Line judge Sarah Thomas #53 looks on before Super Bowl LV between the Kansas City Chiefs and the Tampa Bay Buccaneers. Photo by Kevin C. Cox (Getty Images)

It’s officially Women’s History Month.

Last month’s Super Bowl LV in Tampa proved to serve as another breakthrough for women in sports, in a stretch of months that’s been full of them.

Sarah Thomas became the first woman to be an official in a Super Bowl, while the Buccaneers had two female assistant coaches, defensive line assistant Lori Locust and assistant strength and conditioning coach Maral Javadifar, who became the first women assistants to be a part of a Super Bowl-winning team.

Locust and Javadifar followed in the footsteps of Katie Sowers, an assistant for the San Francisco 49ers who became the first woman to coach in a Super Bowl last year.

They’re now added to the list of other women who have broken barriers in sports recently.

Here are a few of the others.

  • In November, the Miami Marlins hired Kim Ng as the first female general manager in baseball history.
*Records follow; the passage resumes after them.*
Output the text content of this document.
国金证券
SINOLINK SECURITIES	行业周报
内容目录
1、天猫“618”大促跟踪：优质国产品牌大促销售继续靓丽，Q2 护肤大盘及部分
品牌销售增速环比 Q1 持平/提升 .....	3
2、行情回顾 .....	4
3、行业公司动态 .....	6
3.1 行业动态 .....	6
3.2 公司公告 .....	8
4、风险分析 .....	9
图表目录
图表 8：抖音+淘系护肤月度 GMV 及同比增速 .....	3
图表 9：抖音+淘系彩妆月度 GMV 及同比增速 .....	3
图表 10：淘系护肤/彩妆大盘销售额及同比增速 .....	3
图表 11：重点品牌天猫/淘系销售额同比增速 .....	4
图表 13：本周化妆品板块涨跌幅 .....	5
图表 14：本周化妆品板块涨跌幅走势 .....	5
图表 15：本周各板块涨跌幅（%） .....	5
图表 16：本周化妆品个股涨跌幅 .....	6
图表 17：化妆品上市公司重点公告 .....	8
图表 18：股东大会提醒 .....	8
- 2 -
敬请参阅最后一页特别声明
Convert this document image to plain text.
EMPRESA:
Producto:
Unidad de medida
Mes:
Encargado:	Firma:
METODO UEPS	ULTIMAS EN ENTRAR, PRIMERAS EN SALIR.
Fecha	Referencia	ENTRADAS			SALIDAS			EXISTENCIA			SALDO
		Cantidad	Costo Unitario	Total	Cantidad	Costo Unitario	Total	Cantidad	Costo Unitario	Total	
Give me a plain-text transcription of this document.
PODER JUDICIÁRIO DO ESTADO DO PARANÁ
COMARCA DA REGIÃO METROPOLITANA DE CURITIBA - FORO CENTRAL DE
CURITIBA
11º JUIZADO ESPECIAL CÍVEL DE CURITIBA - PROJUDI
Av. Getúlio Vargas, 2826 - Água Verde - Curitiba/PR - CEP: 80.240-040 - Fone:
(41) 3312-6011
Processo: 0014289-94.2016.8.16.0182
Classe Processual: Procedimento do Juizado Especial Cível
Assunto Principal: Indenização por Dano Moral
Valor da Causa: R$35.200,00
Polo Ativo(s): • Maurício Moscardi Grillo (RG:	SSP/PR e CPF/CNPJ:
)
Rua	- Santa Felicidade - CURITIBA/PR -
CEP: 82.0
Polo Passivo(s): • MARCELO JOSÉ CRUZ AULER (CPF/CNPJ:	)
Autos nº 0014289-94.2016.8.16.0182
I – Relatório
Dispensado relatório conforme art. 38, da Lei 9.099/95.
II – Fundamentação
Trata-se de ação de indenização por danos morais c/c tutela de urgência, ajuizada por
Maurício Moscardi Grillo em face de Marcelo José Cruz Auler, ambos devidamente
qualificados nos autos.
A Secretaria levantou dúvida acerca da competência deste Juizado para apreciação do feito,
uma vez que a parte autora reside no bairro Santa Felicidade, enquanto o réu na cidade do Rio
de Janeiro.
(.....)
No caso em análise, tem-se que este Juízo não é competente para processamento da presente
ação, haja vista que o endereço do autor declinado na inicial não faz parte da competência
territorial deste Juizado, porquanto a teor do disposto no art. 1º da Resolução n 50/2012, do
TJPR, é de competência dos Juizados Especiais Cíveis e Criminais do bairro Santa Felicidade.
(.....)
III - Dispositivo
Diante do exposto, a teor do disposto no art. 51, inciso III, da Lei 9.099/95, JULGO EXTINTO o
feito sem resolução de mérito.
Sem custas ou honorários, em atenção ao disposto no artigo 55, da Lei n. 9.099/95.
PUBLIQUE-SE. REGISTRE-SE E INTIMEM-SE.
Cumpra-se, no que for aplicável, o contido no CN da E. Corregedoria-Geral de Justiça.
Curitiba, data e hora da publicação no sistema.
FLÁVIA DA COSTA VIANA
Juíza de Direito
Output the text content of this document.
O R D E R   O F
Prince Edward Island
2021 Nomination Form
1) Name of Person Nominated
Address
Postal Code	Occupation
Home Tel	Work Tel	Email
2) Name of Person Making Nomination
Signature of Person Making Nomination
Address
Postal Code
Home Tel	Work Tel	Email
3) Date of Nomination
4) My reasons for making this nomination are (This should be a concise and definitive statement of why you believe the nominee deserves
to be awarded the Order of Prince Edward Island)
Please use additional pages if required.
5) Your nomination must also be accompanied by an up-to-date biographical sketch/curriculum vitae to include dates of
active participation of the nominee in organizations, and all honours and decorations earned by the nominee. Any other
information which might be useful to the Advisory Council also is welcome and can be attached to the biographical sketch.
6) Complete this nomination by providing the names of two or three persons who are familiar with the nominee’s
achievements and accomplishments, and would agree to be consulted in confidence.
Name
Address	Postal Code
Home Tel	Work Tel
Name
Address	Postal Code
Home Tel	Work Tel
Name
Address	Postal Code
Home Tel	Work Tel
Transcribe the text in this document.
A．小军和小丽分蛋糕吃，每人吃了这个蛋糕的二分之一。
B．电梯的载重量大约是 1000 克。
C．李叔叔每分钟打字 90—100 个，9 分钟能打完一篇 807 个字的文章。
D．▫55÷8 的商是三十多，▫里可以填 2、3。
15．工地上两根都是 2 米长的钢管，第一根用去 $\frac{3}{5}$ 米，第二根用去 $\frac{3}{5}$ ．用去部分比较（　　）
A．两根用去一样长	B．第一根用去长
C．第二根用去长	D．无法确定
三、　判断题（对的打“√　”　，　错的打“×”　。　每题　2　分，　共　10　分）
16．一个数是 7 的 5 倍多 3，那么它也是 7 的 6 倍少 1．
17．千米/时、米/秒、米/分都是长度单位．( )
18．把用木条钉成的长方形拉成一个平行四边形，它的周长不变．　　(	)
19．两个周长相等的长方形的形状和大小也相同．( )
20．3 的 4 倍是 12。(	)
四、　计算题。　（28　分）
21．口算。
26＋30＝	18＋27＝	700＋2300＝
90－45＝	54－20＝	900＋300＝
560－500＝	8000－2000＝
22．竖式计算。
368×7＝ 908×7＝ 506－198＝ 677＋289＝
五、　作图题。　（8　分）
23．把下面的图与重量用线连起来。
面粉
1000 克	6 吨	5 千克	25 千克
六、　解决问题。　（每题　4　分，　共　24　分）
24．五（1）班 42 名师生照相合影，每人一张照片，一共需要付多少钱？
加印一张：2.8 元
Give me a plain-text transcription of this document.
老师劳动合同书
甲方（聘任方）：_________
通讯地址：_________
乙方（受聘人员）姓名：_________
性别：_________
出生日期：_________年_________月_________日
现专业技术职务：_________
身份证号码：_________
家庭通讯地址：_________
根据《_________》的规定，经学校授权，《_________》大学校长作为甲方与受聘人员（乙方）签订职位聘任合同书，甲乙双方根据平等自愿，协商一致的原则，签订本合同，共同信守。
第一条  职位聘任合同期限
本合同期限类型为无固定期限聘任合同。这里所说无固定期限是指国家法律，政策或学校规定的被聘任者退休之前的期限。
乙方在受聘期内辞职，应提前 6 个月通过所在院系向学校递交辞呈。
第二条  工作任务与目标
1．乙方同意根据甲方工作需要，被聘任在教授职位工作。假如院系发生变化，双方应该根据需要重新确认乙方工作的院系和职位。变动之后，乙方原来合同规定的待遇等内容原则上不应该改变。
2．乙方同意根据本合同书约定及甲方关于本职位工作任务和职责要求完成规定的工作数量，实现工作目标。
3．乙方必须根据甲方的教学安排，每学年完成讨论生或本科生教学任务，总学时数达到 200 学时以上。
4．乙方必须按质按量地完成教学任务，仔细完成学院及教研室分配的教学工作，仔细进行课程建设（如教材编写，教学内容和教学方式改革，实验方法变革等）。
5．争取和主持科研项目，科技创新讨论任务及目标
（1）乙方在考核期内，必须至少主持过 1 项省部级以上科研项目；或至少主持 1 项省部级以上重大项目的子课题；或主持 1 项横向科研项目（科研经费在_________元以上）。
The 51-year-old Ng had previously served as an assistant general manager with the Los Angeles Dodgers and New York Yankees, and as Major League Baseball’s senior vice president of baseball operations.
  • Also in November, Sarah Fuller became the first woman to play in a football game for a Power Five conference program when she handled kicking duties for Vanderbilt. Fuller is a member of Vanderbilt’s soccer team and put “Play Like A Girl” on the back of her helmet for the historic occasion.
  • In December, adventurer Emily Harrington became the first woman to free climb Yosemite National Park’s El Capitan, a 3,200-foot rock formation with a smooth granite wall. Harrington completed the climb in just over 21 hours to cement herself in the record books.
  • In January, the Boston Red Sox hired Bianca Smith as a minor league coach, becoming the first Black woman to coach in professional baseball. The 29-year-old Smith spent time in internships with the Texas Rangers and Cincinnati Reds and had extensive experience as a college hitting coordinator.

More breakthroughs are likely coming in the near future.